I'm studying Reinforcement Learning and reading Sutton's book for a university course. Beside the classic PD, MC, TD and Q-Learning algorithms, I'm reading about policy gradient methods and genetic algorithms for the resolution of decision problems. I have never had experience before in this topic and I'm having problems understanding when a technique should be preferred over another. I have a few ideas, but I'm not sure about them. Can someone briefly explain or tell me a source where I can find something about typical situation where a certain methods should be used? As far as I understand:
- Dynamic Programming and Linear Programming should be used only when the MDP has few actions and states and the model is known, since it's very expensive. But when DP is better than LP?
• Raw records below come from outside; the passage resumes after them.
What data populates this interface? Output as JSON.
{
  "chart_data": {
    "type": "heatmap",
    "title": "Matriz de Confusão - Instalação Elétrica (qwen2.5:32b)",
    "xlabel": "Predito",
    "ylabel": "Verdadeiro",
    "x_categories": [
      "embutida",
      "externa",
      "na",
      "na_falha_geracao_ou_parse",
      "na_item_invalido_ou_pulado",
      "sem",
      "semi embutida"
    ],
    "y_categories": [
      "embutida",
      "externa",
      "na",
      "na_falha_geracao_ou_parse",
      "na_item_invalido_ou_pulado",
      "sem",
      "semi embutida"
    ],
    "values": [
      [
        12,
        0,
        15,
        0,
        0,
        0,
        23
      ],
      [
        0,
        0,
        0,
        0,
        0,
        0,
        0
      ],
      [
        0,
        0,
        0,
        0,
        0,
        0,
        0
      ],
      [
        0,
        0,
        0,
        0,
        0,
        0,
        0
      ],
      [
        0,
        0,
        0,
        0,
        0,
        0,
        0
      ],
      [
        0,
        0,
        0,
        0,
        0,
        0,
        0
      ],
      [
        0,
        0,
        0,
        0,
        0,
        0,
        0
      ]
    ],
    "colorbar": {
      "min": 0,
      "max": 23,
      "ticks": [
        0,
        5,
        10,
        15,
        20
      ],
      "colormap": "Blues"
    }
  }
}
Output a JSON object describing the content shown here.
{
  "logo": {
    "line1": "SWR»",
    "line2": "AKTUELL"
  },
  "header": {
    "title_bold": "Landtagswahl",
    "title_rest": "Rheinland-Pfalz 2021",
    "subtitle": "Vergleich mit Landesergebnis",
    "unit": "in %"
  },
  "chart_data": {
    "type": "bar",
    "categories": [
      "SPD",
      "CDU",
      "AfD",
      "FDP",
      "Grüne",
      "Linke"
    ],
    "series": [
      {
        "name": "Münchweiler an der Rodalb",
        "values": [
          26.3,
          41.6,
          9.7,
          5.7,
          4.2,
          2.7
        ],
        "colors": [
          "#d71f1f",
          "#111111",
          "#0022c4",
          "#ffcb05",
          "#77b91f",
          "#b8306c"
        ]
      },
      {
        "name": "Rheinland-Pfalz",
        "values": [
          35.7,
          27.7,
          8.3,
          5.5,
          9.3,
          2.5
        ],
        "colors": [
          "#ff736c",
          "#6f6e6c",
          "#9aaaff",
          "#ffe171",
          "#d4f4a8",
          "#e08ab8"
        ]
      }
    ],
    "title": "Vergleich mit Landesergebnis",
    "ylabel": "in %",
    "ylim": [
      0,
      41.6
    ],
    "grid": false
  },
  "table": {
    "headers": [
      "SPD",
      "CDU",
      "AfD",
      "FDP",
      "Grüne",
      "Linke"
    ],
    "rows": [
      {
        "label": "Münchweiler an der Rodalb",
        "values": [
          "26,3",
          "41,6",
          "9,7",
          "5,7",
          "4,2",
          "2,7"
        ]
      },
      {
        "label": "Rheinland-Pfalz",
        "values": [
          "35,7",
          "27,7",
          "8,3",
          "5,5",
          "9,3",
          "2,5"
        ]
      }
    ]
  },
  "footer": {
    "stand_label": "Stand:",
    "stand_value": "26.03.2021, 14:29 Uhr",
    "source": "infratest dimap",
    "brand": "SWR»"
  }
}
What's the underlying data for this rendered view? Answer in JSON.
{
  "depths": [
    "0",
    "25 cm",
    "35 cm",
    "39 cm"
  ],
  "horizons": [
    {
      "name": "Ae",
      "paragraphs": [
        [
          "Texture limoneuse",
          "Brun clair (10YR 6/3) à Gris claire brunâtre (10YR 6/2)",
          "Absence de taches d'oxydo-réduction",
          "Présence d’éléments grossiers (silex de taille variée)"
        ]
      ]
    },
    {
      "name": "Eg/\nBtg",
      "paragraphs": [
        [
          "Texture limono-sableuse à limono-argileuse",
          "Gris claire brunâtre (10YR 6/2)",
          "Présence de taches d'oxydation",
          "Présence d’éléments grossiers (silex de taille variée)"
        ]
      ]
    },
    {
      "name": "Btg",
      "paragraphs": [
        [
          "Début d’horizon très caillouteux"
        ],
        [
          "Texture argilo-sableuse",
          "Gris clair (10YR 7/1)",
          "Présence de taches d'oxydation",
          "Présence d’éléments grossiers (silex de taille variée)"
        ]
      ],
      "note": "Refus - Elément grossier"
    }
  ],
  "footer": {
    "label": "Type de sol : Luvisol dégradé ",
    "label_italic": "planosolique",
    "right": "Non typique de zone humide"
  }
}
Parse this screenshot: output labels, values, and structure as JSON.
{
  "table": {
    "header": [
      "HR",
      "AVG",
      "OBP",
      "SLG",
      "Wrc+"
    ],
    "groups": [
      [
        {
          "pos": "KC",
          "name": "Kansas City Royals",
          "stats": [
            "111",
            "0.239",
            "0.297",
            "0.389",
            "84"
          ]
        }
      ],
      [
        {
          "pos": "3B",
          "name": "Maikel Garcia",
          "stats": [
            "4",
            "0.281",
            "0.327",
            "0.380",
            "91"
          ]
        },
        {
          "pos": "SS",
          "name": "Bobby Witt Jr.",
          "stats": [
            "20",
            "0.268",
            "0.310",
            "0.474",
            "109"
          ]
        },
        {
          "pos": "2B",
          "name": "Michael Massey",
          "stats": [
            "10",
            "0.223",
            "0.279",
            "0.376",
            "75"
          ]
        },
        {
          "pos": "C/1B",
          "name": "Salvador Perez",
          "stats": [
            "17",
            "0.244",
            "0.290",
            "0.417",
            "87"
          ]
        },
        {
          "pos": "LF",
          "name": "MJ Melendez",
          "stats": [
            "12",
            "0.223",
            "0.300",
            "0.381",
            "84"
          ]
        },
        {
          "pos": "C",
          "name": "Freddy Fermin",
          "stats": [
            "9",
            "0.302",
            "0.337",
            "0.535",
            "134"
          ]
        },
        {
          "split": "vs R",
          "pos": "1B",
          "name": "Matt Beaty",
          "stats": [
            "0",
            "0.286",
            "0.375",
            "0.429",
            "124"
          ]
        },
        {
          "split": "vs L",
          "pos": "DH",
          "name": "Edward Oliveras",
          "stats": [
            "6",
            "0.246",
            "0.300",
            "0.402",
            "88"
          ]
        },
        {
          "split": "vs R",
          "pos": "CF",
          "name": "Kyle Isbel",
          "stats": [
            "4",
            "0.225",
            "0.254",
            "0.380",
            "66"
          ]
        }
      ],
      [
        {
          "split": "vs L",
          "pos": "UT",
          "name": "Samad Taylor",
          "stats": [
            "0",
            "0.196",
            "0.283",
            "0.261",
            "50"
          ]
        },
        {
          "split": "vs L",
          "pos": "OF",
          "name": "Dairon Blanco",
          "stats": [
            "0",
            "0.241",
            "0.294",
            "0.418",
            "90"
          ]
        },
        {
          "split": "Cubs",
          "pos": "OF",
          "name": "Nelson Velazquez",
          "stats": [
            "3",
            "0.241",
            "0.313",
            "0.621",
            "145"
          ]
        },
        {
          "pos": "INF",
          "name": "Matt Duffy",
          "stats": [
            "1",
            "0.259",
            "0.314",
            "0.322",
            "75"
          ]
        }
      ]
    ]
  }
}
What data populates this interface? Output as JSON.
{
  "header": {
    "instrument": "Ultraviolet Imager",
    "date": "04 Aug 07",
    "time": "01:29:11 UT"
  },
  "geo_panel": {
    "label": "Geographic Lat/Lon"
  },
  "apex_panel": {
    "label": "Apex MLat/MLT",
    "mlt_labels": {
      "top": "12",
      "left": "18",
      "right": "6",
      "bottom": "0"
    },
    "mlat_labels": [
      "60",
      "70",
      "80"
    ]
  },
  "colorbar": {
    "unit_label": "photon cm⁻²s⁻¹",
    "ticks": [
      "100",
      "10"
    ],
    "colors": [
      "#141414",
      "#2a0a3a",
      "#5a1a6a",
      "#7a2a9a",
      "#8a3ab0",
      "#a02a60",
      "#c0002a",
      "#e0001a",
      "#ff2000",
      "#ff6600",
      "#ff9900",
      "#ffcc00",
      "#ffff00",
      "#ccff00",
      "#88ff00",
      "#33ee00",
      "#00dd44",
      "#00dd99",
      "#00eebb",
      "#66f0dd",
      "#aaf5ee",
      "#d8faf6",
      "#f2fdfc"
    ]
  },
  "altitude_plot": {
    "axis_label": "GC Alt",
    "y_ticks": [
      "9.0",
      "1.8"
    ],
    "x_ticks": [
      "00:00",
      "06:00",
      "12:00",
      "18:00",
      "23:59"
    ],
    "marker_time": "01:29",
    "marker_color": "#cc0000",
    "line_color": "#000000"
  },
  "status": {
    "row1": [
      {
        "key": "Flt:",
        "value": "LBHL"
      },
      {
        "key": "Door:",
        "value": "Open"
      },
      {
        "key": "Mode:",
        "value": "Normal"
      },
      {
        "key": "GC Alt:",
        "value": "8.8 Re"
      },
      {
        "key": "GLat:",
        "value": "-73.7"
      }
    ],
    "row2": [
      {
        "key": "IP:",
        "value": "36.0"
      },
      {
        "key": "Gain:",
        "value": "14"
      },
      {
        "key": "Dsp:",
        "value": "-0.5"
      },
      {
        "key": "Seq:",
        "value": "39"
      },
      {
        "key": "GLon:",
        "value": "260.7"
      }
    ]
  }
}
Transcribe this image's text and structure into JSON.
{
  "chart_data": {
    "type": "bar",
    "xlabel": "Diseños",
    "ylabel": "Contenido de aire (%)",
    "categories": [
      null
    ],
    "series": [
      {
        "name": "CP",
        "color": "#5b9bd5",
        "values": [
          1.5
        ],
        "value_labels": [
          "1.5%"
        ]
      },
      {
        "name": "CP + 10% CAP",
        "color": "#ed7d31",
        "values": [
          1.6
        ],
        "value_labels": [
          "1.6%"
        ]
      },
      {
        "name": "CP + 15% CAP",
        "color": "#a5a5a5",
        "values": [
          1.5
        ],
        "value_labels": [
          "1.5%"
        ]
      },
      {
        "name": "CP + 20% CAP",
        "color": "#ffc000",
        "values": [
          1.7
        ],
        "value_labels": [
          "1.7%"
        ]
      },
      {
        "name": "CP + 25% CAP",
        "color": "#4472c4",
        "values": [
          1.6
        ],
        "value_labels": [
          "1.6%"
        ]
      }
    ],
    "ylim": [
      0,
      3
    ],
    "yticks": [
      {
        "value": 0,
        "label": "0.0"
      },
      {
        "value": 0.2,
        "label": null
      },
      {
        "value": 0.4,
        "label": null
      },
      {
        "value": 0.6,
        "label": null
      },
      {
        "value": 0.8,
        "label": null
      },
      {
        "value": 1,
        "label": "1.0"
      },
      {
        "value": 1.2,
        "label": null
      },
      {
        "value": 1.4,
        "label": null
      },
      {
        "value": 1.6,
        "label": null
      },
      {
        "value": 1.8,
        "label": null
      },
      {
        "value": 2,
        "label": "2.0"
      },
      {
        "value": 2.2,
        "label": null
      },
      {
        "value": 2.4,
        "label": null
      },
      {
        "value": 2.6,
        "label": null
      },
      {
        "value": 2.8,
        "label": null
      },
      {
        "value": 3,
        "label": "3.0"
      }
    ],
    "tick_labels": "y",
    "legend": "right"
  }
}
- Monte Carlo methods are used when I don't have the model of the problem but I can generate samples. It does not have bias but has high variance.
- Temporal Difference methods should be used when MC methods need too many samples to have low variance. But when should I use TD and when Q-Learning?
- Policy Gradient and Genetic algorithms are good for continuous MDPs. But when one is better than the other?
More precisely, I think that to choose a learning methods a programmer should ask himlself the following questions:
- does the agent learn online or offline?
- can we separate exploring and exploiting phases?
- can we perform enough exploration?
- is the horizon of the MDP finite or infinite?
- are states and actions continuous?
But I don't know how these details of the problem affect the choice of a learning method. I hope that some programmer has already had some experience about RL methods and can help me to better understand their applications.